(AfriquesPlus) - La répression silencieuse qui s'abat sur l'Ouganda vient d'être cruellement mise en lumière sur les réseaux sociaux. Près d'un an après sa disparition forcée, une vidéo de l'opposant politique Sam Mugumya, affaibli et dans un état physique inquiétant, est réapparue en ligne. Comme l'indique une dépêche de l'Agence France-Presse (AFP) publiée le 4 août 2026, ces images relancent les graves accusations visant le régime du président Yoweri Museveni, au pouvoir depuis 40 ans et réélu en janvier dernier lors d'un scrutin entaché d'irrégularités.
Sam Mugumya, 47 ans, est l'assistant de Kizza Besigye, l'un des principaux détracteurs du pouvoir, lui-même enlevé au Kenya en 2024 et aujourd'hui hospitalisé en soins intensifs après 20 mois de détention pour "trahison". Candidat à la députation, M. Mugumya aurait été kidnappé par des militaires le 26 août 2025, rappelle Anthony Asiimwe, vice-président du barreau ougandais, qui s'est saisi du dossier sur le plan judiciaire.
Dans la vidéo, devenue virale, l'opposant apparaît « famélique, assis sur une chaise près d’un déambulateur ». Une métamorphose physique qui a provoqué l'effroi de ses proches. Edinansi Katungwesi, sa mère de 83 ans, a confirmé son identité auprès de l'AFP, affirmant que son fils, qui a toujours été « de corpulence moyenne », allait bien avant sa disparition. « Depuis qu'il a été kidnappé il y a des mois, je n’ai eu aucune nouvelle. Je n’ai vu que cette vidéo qui le montre détruit et squelettique », a-t-elle témoigné, accusant directement le gouvernement de lui avoir « pris » son enfant.
Malgré les démarches entreprises par la justice, l'armée ougandaise refuse d'endosser la moindre responsabilité. En septembre 2025, un responsable du ministère de la Défense avait même juré sous serment que l'opposant n'avait « à aucun moment été détenu » par leurs services.

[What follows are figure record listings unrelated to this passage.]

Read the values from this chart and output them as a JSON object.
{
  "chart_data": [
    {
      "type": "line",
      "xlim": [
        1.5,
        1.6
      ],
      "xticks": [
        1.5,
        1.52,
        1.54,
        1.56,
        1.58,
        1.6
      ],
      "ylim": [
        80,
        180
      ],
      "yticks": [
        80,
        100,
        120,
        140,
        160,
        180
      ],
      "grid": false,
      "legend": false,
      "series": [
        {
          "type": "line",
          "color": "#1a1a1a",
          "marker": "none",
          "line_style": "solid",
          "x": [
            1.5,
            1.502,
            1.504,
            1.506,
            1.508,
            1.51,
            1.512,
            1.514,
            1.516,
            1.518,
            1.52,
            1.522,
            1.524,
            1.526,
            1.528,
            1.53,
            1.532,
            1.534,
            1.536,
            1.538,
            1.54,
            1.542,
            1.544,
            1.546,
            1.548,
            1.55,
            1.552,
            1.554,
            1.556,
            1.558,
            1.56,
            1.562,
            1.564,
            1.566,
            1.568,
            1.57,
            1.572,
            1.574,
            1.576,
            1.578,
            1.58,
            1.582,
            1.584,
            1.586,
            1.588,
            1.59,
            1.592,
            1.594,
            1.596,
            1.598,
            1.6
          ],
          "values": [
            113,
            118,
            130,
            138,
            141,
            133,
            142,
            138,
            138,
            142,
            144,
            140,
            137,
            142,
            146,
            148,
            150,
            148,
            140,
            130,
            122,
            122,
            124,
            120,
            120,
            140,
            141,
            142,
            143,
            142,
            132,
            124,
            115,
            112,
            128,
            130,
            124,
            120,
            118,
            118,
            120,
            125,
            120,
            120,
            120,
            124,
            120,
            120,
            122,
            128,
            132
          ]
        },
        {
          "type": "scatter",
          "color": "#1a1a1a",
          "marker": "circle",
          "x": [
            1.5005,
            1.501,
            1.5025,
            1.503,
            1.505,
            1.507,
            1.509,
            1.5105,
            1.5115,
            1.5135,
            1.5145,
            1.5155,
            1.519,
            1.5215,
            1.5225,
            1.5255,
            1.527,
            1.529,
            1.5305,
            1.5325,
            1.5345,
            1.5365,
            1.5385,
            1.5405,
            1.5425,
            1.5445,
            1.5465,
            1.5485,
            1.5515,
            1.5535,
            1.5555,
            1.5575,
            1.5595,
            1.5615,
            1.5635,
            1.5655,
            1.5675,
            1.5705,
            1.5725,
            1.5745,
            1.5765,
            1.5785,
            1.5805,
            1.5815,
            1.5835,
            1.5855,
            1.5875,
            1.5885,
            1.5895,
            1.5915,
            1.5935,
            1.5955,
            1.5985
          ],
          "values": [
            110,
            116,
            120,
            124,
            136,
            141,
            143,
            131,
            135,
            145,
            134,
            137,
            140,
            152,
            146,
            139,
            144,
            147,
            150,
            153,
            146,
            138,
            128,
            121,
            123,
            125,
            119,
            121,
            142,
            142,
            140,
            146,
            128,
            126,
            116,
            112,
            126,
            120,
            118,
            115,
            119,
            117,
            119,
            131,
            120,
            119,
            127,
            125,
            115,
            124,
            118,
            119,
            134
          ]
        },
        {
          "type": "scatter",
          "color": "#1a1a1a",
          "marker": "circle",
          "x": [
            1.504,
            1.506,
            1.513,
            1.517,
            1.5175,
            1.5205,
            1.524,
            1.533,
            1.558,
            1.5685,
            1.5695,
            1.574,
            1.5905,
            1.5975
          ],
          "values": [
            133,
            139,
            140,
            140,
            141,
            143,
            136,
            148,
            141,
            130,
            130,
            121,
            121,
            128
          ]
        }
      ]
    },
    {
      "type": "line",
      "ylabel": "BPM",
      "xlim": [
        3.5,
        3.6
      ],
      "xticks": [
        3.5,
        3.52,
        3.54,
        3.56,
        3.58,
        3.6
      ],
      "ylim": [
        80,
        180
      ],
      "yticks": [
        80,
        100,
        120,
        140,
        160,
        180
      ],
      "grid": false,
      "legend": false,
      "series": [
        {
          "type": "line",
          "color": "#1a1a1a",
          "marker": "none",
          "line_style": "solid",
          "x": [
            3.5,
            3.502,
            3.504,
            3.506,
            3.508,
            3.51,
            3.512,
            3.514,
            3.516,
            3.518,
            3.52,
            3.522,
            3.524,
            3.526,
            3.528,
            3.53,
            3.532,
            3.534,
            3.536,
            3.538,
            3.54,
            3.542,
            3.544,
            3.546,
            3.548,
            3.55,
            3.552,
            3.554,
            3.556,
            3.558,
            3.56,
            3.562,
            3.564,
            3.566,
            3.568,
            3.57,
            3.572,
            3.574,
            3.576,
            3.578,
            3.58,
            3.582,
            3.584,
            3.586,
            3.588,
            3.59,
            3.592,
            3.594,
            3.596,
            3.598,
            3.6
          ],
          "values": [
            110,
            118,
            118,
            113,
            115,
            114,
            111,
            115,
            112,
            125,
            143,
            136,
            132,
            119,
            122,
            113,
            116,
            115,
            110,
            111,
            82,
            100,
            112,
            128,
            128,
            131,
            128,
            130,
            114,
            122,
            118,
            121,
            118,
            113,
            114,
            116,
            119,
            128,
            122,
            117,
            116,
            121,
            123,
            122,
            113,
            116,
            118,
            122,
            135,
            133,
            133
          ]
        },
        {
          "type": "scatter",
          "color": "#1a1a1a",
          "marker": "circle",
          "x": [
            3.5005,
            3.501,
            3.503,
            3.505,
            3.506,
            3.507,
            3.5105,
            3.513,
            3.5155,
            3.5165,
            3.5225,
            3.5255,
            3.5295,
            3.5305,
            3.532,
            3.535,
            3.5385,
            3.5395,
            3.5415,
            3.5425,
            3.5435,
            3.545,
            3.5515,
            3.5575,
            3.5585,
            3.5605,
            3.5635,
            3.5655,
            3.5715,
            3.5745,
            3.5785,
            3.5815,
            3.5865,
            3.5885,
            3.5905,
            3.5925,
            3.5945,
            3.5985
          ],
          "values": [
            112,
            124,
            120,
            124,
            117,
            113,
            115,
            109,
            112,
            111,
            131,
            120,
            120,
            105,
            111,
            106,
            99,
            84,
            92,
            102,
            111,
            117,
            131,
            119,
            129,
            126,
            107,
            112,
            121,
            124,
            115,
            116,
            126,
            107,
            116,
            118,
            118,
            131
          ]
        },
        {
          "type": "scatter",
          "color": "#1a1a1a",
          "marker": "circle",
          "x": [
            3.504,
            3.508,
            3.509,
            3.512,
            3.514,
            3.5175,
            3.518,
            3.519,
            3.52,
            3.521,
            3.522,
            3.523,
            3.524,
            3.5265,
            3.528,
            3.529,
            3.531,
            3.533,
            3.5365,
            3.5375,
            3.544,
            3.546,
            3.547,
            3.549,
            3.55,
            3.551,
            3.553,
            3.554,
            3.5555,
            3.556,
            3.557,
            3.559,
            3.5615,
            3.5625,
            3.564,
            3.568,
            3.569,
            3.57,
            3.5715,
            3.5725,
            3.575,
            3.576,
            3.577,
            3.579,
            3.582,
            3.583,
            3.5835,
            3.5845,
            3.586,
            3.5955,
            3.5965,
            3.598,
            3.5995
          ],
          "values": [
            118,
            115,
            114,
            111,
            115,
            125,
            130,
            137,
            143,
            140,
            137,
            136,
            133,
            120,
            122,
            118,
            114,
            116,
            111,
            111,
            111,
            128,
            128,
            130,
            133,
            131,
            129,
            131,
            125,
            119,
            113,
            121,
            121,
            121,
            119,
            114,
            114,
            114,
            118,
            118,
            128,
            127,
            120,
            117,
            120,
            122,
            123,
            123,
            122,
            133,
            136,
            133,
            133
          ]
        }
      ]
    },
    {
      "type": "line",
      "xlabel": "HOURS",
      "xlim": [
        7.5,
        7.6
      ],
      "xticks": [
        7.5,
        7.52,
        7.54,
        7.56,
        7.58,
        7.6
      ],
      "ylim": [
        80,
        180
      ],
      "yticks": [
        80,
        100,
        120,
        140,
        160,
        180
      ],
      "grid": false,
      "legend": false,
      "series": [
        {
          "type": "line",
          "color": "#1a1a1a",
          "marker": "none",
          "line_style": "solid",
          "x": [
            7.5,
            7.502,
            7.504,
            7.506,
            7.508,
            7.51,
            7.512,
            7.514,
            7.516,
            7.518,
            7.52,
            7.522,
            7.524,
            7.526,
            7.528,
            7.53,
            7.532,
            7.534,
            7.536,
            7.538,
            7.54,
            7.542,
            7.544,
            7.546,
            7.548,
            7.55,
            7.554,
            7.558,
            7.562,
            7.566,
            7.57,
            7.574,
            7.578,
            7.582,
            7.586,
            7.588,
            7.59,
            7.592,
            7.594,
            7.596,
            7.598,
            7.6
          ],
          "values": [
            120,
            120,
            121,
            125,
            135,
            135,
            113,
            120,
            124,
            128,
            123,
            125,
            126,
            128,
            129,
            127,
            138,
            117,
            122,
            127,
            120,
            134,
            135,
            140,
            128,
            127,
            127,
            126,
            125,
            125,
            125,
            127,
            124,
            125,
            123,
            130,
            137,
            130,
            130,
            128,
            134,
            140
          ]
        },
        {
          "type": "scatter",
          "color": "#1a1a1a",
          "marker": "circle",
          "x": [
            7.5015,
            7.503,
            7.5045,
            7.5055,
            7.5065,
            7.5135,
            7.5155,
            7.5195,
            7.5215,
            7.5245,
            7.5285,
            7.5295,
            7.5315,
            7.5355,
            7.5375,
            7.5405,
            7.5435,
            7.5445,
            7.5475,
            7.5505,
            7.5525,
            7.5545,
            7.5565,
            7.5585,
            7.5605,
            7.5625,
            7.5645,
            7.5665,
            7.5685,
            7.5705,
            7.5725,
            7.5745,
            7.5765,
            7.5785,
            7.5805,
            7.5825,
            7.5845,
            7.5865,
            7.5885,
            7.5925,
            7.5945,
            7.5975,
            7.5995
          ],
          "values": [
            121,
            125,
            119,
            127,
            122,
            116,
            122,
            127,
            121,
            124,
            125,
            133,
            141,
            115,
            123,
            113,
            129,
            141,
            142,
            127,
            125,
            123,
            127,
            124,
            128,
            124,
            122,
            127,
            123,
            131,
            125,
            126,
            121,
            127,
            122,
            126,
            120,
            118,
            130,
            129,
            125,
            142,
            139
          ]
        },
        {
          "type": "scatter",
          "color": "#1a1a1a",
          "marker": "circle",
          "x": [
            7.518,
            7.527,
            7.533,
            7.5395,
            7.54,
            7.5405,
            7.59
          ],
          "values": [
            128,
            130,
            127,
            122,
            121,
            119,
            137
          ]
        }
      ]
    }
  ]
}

Pour les militants des droits de l'homme, le calvaire de Sam Mugumya s'inscrit dans un schéma systématique de terreur d'État. Agather Athuaire, défenseure ougandaise des droits humains, dénonce « un régime criminel qui enlève et torture afin de réduire les gens au silence en leur inspirant la peur ».
Cette stratégie de l'étouffement vise l'ensemble de l'opposition. Le même jour, Human Rights Watch (HRW) s'est indignée du sort de Muwanga Kivumbi, un ancien député détenu au secret pendant près de trois semaines et accusé d'« incitation à la violence ». D'après l'ONG, M. Kivumbi a déclaré devant les juges avoir été « frappé à coups de pied et de poing ».
Une version qui contraste avec la posture publique de Yoweri Museveni. Lundi, dans une lettre sur le réseau social X, le chef de l'État a fermement nié toute implication, jurant n'avoir « jamais torturé un adversaire, ni ordonné à qui que ce soit de le faire ». Une déclaration que les images de Sam Mugumya semblent aujourd'hui lourdement contredire.